Patrick Herzog grew up adventuring near his grandmother’s cottage, getting a little bit further out into the wild with each hike.
Herzog grew to love being out in nature, at first for its animals, and later for its ecosystems — seeing how each part works within the broader system.
It was a cruel twist of fate that left him with leukemia, and able to survive it only after undergoing what was then an experimental treatment that left him susceptible to infection from gardens or even cut grass.
His connection to nature was cut, and his recovery slow and difficult.
But what eventually brought Herzog out of five years of fatigue and living at the edges of depression was the realization that he needed to get back out into nature.
That’s the story the Qualicum Beach man tells in his first book, From the Mist: A Life Restored by Nature.

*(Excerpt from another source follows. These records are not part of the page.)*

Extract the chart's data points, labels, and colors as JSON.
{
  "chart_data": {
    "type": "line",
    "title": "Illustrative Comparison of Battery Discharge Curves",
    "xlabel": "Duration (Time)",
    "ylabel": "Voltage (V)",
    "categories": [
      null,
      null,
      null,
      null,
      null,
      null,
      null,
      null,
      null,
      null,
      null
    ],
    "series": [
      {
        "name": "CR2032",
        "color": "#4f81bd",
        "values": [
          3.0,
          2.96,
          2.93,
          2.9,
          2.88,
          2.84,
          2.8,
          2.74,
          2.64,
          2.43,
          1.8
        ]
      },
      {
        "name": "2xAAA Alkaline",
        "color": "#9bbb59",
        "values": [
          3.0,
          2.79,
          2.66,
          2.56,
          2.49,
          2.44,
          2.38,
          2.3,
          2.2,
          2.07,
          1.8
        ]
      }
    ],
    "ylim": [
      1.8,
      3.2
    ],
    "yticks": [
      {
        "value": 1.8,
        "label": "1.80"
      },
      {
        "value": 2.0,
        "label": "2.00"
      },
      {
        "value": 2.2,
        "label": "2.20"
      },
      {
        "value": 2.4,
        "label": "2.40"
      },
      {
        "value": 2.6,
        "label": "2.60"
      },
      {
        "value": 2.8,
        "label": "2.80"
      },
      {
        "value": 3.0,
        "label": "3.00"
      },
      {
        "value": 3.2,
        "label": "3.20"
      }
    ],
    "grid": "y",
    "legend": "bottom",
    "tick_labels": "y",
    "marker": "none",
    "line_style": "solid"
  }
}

Herzog held a signing event at for the book, out this September, at Raintree Studio and Gallery in Qualicum Beach on Thursday, Sept. 21.
All revenue from the book will go to the B.C. and Alberta Cancer Foundations, said Herzog.
“I wanted to make some kind of a contribution back to folks that might be going through similar episodes and treatments, and also hopefully a bit of a financial contribution, too,” said Herzog. “The idea for the book actually had been in my mind for quite some time. It’s really nice to see it coming to fruition.”
He said he hopes the book can help people in a variety of difficult situations through one simple suggestion — “if you’re not doing something you used to really like to do, be it gardening or writing or painting… well heck, get back to it!”
While that might seem like a simple idea, Herzog found it took him a while to realize what was missing from his life.
After being a wildlife biologist for years, turning his passion for the outdoors into a globe-trotting career that took him to various parts of Canada, to Costa Rica and elsewhere, Herzog was diagnosed with leukemia at age 41.
At 50, he underwent a bone marrow transplant (an experimental and life-threatening treatment at the time) that wiped out his immune system.
“I wasn’t really allowed to go outdoors because of the risk of infection,” said Herzog. “I wasn’t supposed to be around gardens or fresh-cut grass because there was a potential, if I inhaled something, fungi or something disturbed in the air, that could be difficult for me to fight because my immune system was basically non-existent.”
While the treatment left his cancer in remission, he was not healthy.
“I just had no physical or mental energy and it just seemed that something had gone from my life,” he said.
“I don’t think I could put a finger on it initially, because you are sort of just in a daily existence where you just want to make it through the day.”
But realization came in the form of artwork.
“A real pivotal moment was when I encountered the paintings of Robert Bateman,” said Herzog.
“When I saw (those paintings), it sort of allowed me to realize what I was missing, just by kind of putting myself into the picture with the animals that he had represented.
“I think that indeed was the first time I really thought, ‘Oh my gosh, look at how wonderful this is and I’m not part of that anymore.’”
But Herzog’s exile from the natural world was not permanent.
As his immune system grew stronger, and he went through programs to get physically fit again, Herzog was able to get back out into the wild about six years after his treatment.
It started with parks, and then short hikes until eventually he began doing field work again.
It would never be like his pre-leukemia days, searching for a radio-collared mountain lion for far too long and having to spend hours in the dark trekking back to the road, or wading through a flooded river in Costa Rica looking for scarlet macaws and realizing there were crocodiles all around.
But that was OK with Herzog, he said. Before, he had been a little too focused on getting data, sometimes resulting in perilous decisions, he said.
After his treatment, “(The numbers) were no longer my main interest. Just being out in nature was all that really mattered,” said Herzog, adding that he didn’t share this revelation with his boss.
Since moving to Qualicum Beach, Herzog continues to do work outdoors, volunteering with the Broombusters and eventually cutting brook from Qualicum Beach all the way up to Deep Bay.
Herzog’s book, From the Mist, can be found at books.friesenpress.com/store/title/119734000031949327/Patrick-Walter-Herzog-From-The-Mist.